Add a Network Interface to an Existing Labeled Zone

This procedure adds zone-specific network interfaces to existing labeled zones. This configuration supports environments where each zone is connected to a separate physical network.

The global zone must configure an IP address for every subnet in which a non-global zone address is configured.

Before You Begin

You are superuser in the global zone. You have successfully completed Verify the Status of the Zone.

1. In the global zone, type the IP addresses and hostnames for the additional network interfaces into the /etc/hosts file.

   Use a standard naming convention, such as adding -zone-name to the name of the host.

   ## /etc/hosts in global zone 10.10.8.2 hostname-zone-name1 10.10.8.3 hostname-global-name1 10.10.9.2 hostname-zone-name2 10.10.9.3 hostname-global-name2

2. For the network for each interface, add entries to the /etc/netmasks file.

   ## /etc/netmasks in global zone 10.10.8.0 255.255.255.0 10.10.9.0 255.255.255.0

   For more information, see the netmasks(4) man page.

3. In the global zone, plumb the zone-specific physical interfaces.

   1. Identify the physical interfaces that are already plumbed.

      # ifconfig -a

   2. Configure the global zone addresses on each interface.

      # ifconfig interface-nameN1 plumb # ifconfig interface-nameN1 10.10.8.3 up # ifconfig interface-nameN2 plumb # ifconfig interface-nameN2 10.10.9.3 up

   3. For each global zone address, create a hostname.interface-nameN file.

      # /etc/hostname.interface-nameN1 10.10.8.3 # /etc/hostname.interface-nameN2 10.10.9.3

   The global zone addresses are configured immediately upon system startup. The zone-specific addresses are configured when the zone is booted.

4. Assign a security template to each zone-specific network interface.

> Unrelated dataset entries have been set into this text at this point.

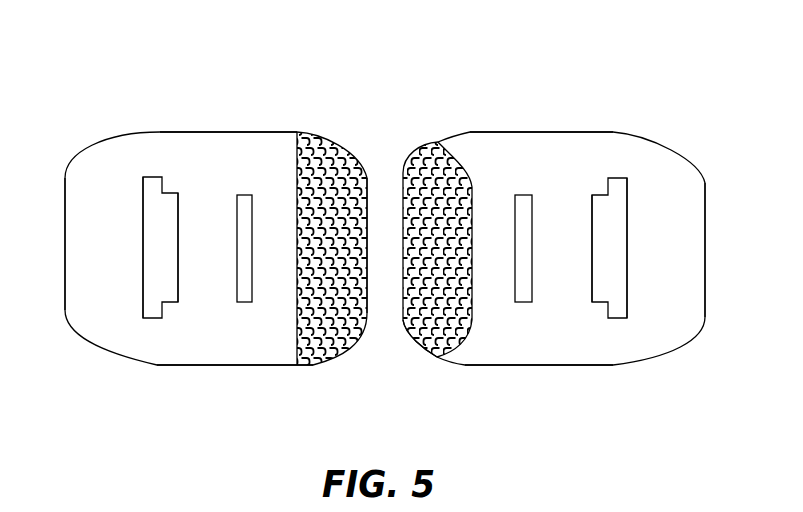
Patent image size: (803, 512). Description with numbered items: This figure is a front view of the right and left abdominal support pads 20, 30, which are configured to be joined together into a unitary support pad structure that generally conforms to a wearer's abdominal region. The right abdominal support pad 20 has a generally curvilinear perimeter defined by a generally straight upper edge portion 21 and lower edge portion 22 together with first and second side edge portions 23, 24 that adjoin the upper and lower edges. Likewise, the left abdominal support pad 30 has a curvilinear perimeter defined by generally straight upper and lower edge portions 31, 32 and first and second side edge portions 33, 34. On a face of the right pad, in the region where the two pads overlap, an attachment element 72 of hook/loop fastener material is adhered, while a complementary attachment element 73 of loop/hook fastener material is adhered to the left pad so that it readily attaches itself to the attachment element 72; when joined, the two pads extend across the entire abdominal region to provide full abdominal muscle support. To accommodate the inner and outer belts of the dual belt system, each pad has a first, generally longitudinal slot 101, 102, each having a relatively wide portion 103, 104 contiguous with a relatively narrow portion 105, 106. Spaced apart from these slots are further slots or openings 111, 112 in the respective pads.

The right abdominal support pad 20 is at (201, 112).
The upper edge portion 21 is at (248, 131).
The lower edge portion 22 is at (217, 366).
The first side edge portion 23 is at (63, 237).
The second side edge portion 24 is at (366, 178).
The attachment element 72 is at (324, 146).
The longitudinal slot 101 is at (183, 167).
The relatively wide portion 103 is at (152, 253).
The relatively narrow portion 105 is at (172, 273).
The further slot 111 is at (240, 194).
The left abdominal support pad 30 is at (542, 110).
The upper edge portion 31 is at (602, 131).
The lower edge portion 32 is at (547, 366).
The first side edge portion 33 is at (410, 338).
The second side edge portion 34 is at (706, 257).
The attachment element 73 is at (437, 153).
The longitudinal slot 102 is at (617, 178).
The relatively wide portion 104 is at (622, 243).
The relatively narrow portion 106 is at (596, 265).
The further slot 112 is at (520, 195).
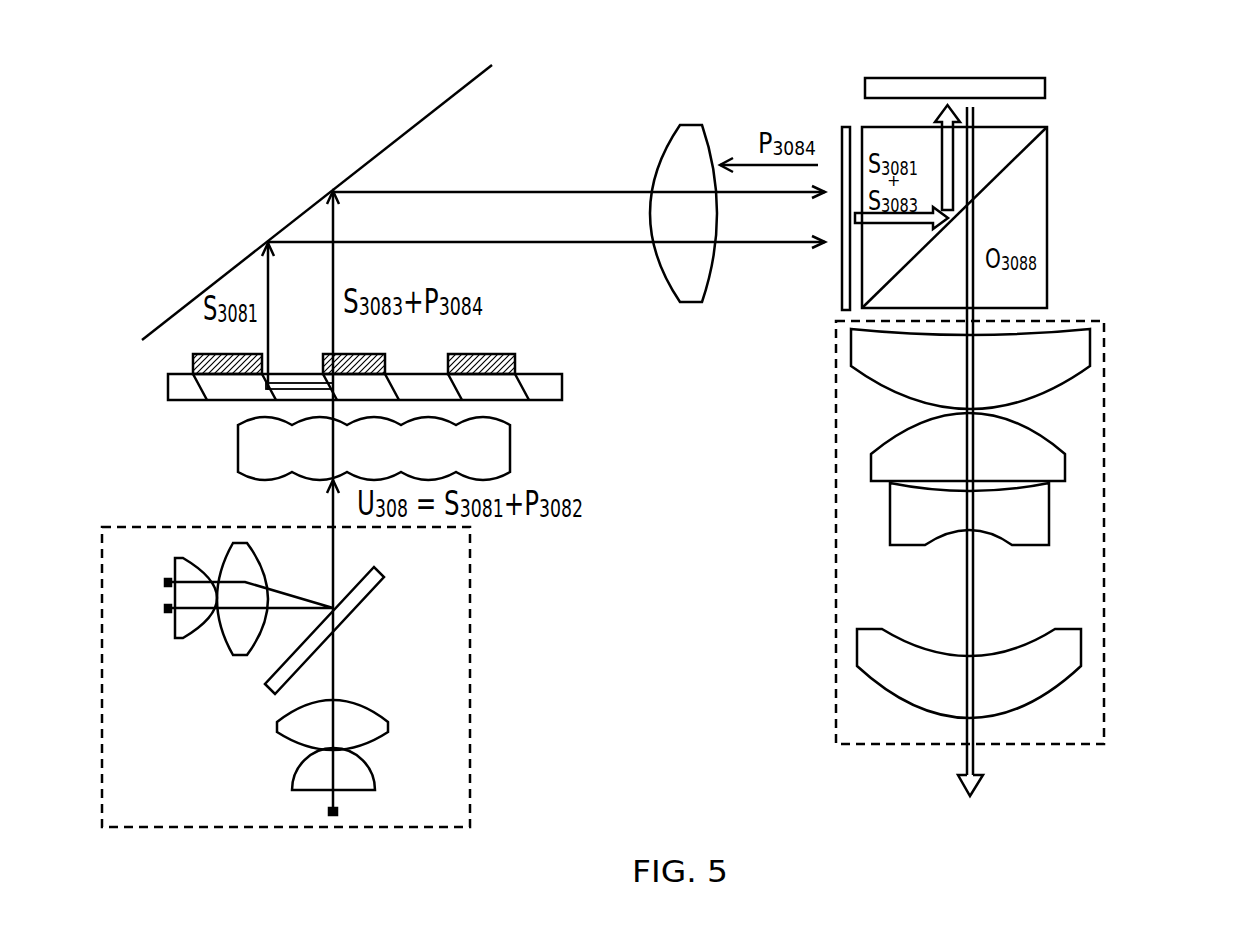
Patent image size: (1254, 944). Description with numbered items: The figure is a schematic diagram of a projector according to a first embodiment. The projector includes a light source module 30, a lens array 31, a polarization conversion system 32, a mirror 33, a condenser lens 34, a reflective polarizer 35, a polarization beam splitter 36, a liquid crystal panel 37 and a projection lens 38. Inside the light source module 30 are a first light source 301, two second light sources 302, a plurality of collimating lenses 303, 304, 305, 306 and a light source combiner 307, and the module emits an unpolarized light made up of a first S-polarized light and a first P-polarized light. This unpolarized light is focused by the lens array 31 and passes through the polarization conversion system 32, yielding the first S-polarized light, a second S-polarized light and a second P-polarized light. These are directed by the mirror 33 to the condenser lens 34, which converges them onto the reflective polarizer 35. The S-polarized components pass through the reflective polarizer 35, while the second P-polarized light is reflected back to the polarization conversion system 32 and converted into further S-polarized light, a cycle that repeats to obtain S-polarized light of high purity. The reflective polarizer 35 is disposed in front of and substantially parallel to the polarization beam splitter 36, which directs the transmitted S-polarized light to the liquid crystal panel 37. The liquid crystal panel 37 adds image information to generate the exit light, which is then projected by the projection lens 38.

The light source module 30 is at (470, 625).
The first light source 301 is at (330, 811).
The second light source 302 is at (166, 582).
The collimating lens 303 is at (376, 777).
The collimating lens 304 is at (178, 640).
The collimating lens 305 is at (389, 723).
The collimating lens 306 is at (238, 657).
The light source combiner 307 is at (347, 602).
The lens array 31 is at (510, 457).
The polarization conversion system 32 is at (562, 385).
The mirror 33 is at (387, 147).
The condenser lens 34 is at (690, 122).
The reflective polarizer 35 is at (853, 127).
The polarization beam splitter 36 is at (1047, 235).
The liquid crystal panel 37 is at (1047, 87).
The projection lens 38 is at (1104, 563).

   If the gateway to the network is not configured with labels, assign the admin_low security template. If the gateway to the network is labeled, assign a cipso security template.

   You can create security templates of host type cipso that reflect the label of every network. For the procedures to create and assign the templates, see Configuring Trusted Network Databases (Task Map) in Solaris Trusted Extensions Administrator’s Procedures.

5. Halt every labeled zone to which you plan to add a zone-specific interface.

   # zoneadm -z zone-name halt

6. Start the Labeled Zone Manager.

   # /usr/sbin/txzonemgr

7. For each zone where you want to add a zone-specific interface, do the following:

   1. Select the zone.

   2. Select Add Network.

   3. Name the network interface.

   4. Type the IP address of the interface.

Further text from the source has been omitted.